The sheer variety of Mullin’s goals is proof of his ability. His hat trick illustrated his versatility: the first was a predatory affair, lunging in to strike in a flash as the ball flew across him; the second was a reward for his running off the ball; and the third was a superb piece of improvisation.
Mullin scores a lot of goals because he’s capable of scoring many types of goal.
It always felt unfeasible that we’d ever have a player who could challenge the records of Wrexham’s supreme goal scorer, Tommy Bamford. It’s premature to suggest that Mullin will do so, because Bamford stands head and shoulders above even the prolific likes of Gary Bennett, Andy Morrell, Albert Kinsey and Dixie McNeil, having maintained a phenomenal strike rate over 5 and a bit seasons.

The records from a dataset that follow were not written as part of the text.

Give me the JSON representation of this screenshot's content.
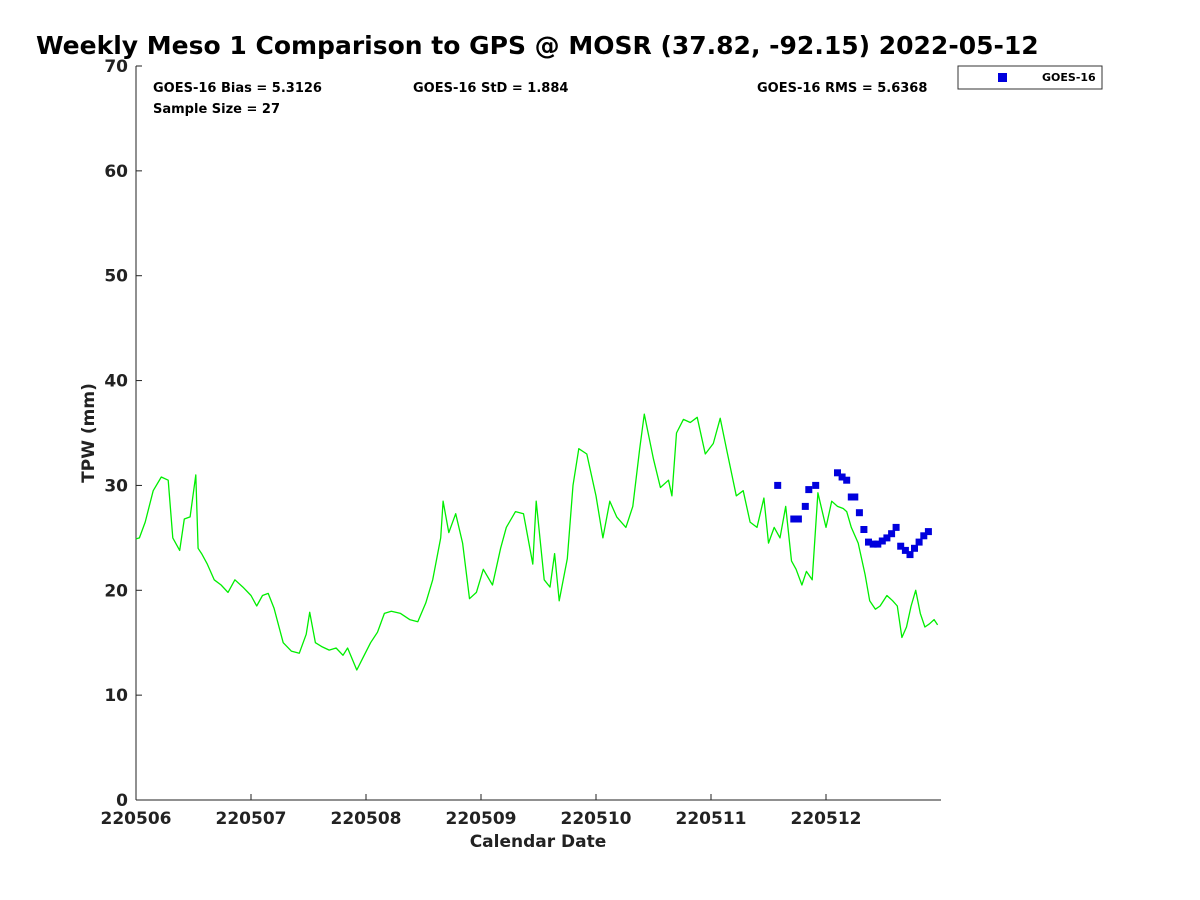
{
  "chart_data": {
    "type": "line",
    "title": "Weekly Meso 1 Comparison to GPS @ MOSR (37.82, -92.15) 2022-05-12",
    "xlabel": "Calendar Date",
    "ylabel": "TPW (mm)",
    "xlim": [
      220506,
      220513
    ],
    "ylim": [
      0,
      70
    ],
    "yticks": [
      0,
      10,
      20,
      30,
      40,
      50,
      60,
      70
    ],
    "xticks": [
      220506,
      220507,
      220508,
      220509,
      220510,
      220511,
      220512
    ],
    "xtick_labels": [
      "220506",
      "220507",
      "220508",
      "220509",
      "220510",
      "220511",
      "220512"
    ],
    "stats": {
      "bias": "GOES-16 Bias = 5.3126",
      "std": "GOES-16 StD = 1.884",
      "rms": "GOES-16 RMS = 5.6368",
      "sample": "Sample Size = 27"
    },
    "legend": {
      "position": "top-right",
      "entries": [
        "GOES-16"
      ]
    },
    "colors": {
      "gps_line": "#00ee00",
      "goes": "#0000dd"
    },
    "series": [
      {
        "role": "gps",
        "x": [
          220506.0,
          220506.03,
          220506.08,
          220506.15,
          220506.22,
          220506.28,
          220506.32,
          220506.38,
          220506.42,
          220506.47,
          220506.52,
          220506.54,
          220506.57,
          220506.62,
          220506.68,
          220506.74,
          220506.8,
          220506.86,
          220506.93,
          220507.0,
          220507.05,
          220507.1,
          220507.15,
          220507.2,
          220507.28,
          220507.35,
          220507.42,
          220507.48,
          220507.51,
          220507.56,
          220507.62,
          220507.68,
          220507.74,
          220507.8,
          220507.84,
          220507.92,
          220507.97,
          220508.04,
          220508.1,
          220508.16,
          220508.22,
          220508.3,
          220508.38,
          220508.45,
          220508.52,
          220508.58,
          220508.65,
          220508.67,
          220508.72,
          220508.78,
          220508.84,
          220508.9,
          220508.96,
          220509.02,
          220509.1,
          220509.17,
          220509.22,
          220509.3,
          220509.37,
          220509.45,
          220509.48,
          220509.55,
          220509.6,
          220509.64,
          220509.68,
          220509.75,
          220509.8,
          220509.85,
          220509.92,
          220510.0,
          220510.06,
          220510.12,
          220510.18,
          220510.26,
          220510.32,
          220510.38,
          220510.42,
          220510.5,
          220510.56,
          220510.63,
          220510.66,
          220510.7,
          220510.76,
          220510.82,
          220510.88,
          220510.95,
          220511.02,
          220511.08,
          220511.14,
          220511.22,
          220511.28,
          220511.34,
          220511.4,
          220511.46,
          220511.5,
          220511.55,
          220511.6,
          220511.65,
          220511.7,
          220511.74,
          220511.79,
          220511.83,
          220511.88,
          220511.93,
          220512.0,
          220512.05,
          220512.1,
          220512.15,
          220512.18,
          220512.22,
          220512.28,
          220512.34,
          220512.38,
          220512.43,
          220512.47,
          220512.53,
          220512.58,
          220512.62,
          220512.66,
          220512.7,
          220512.74,
          220512.78,
          220512.82,
          220512.86,
          220512.9,
          220512.94,
          220512.97
        ],
        "values": [
          24.9,
          25.0,
          26.5,
          29.5,
          30.8,
          30.5,
          25.0,
          23.8,
          26.8,
          27.0,
          31.0,
          24.0,
          23.5,
          22.5,
          21.0,
          20.5,
          19.8,
          21.0,
          20.3,
          19.5,
          18.5,
          19.5,
          19.7,
          18.3,
          15.0,
          14.2,
          14.0,
          15.8,
          17.9,
          15.0,
          14.6,
          14.3,
          14.5,
          13.8,
          14.5,
          12.4,
          13.5,
          15.0,
          16.0,
          17.8,
          18.0,
          17.8,
          17.2,
          17.0,
          18.8,
          21.0,
          25.0,
          28.5,
          25.5,
          27.3,
          24.5,
          19.2,
          19.8,
          22.0,
          20.5,
          24.0,
          26.0,
          27.5,
          27.3,
          22.5,
          28.5,
          21.0,
          20.3,
          23.5,
          19.0,
          23.0,
          30.0,
          33.5,
          33.0,
          29.0,
          25.0,
          28.5,
          27.0,
          26.0,
          28.0,
          33.5,
          36.8,
          32.5,
          29.8,
          30.5,
          29.0,
          35.0,
          36.3,
          36.0,
          36.5,
          33.0,
          34.0,
          36.4,
          33.2,
          29.0,
          29.5,
          26.5,
          26.0,
          28.8,
          24.5,
          26.0,
          25.0,
          28.0,
          22.8,
          22.0,
          20.5,
          21.8,
          21.0,
          29.3,
          26.0,
          28.5,
          28.0,
          27.8,
          27.5,
          26.0,
          24.5,
          21.5,
          19.0,
          18.2,
          18.5,
          19.5,
          19.0,
          18.5,
          15.5,
          16.5,
          18.5,
          20.0,
          17.8,
          16.5,
          16.8,
          17.2,
          16.7
        ]
      },
      {
        "name": "GOES-16",
        "role": "goes",
        "x": [
          220511.58,
          220511.72,
          220511.76,
          220511.82,
          220511.85,
          220511.91,
          220512.1,
          220512.14,
          220512.18,
          220512.22,
          220512.25,
          220512.29,
          220512.33,
          220512.37,
          220512.41,
          220512.45,
          220512.49,
          220512.53,
          220512.57,
          220512.61,
          220512.65,
          220512.69,
          220512.73,
          220512.77,
          220512.81,
          220512.85,
          220512.89
        ],
        "values": [
          30.0,
          26.8,
          26.8,
          28.0,
          29.6,
          30.0,
          31.2,
          30.8,
          30.5,
          28.9,
          28.9,
          27.4,
          25.8,
          24.6,
          24.4,
          24.4,
          24.7,
          25.0,
          25.4,
          26.0,
          24.2,
          23.8,
          23.4,
          24.0,
          24.6,
          25.2,
          25.6
        ]
      }
    ]
  }
}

However, it is fair to point out that Mullin’s first year and a half at The Racecourse has matched Bamford’s remarkable standards. His first goal against Farnborough was his fiftieth for Wrexham in his 67th game. That’s only one game slower than Bamford managed.
He’s been a little bit of a reverse-Ugarte this season. Famously, the little Basque striker made a remarkable impact in the second half of the 2004-05 season, slamming in 26 goals with 4 hat tricks peppered in amongst them. Yet only two of those strikes happened at The Racecourse.
Mullin, by way of contrast, is the king of LL11. He’s scored 17 goals in 13 games on home turf, but only 3 in 11 on our travels. Of course, that’s not a bad strike rate, but if he can get start to replicate his home strike rate when we’re away, he’ll really start threatening Bamford’s records.
And why shouldn’t he? They don’t call him Super Paul Mullin for nothing!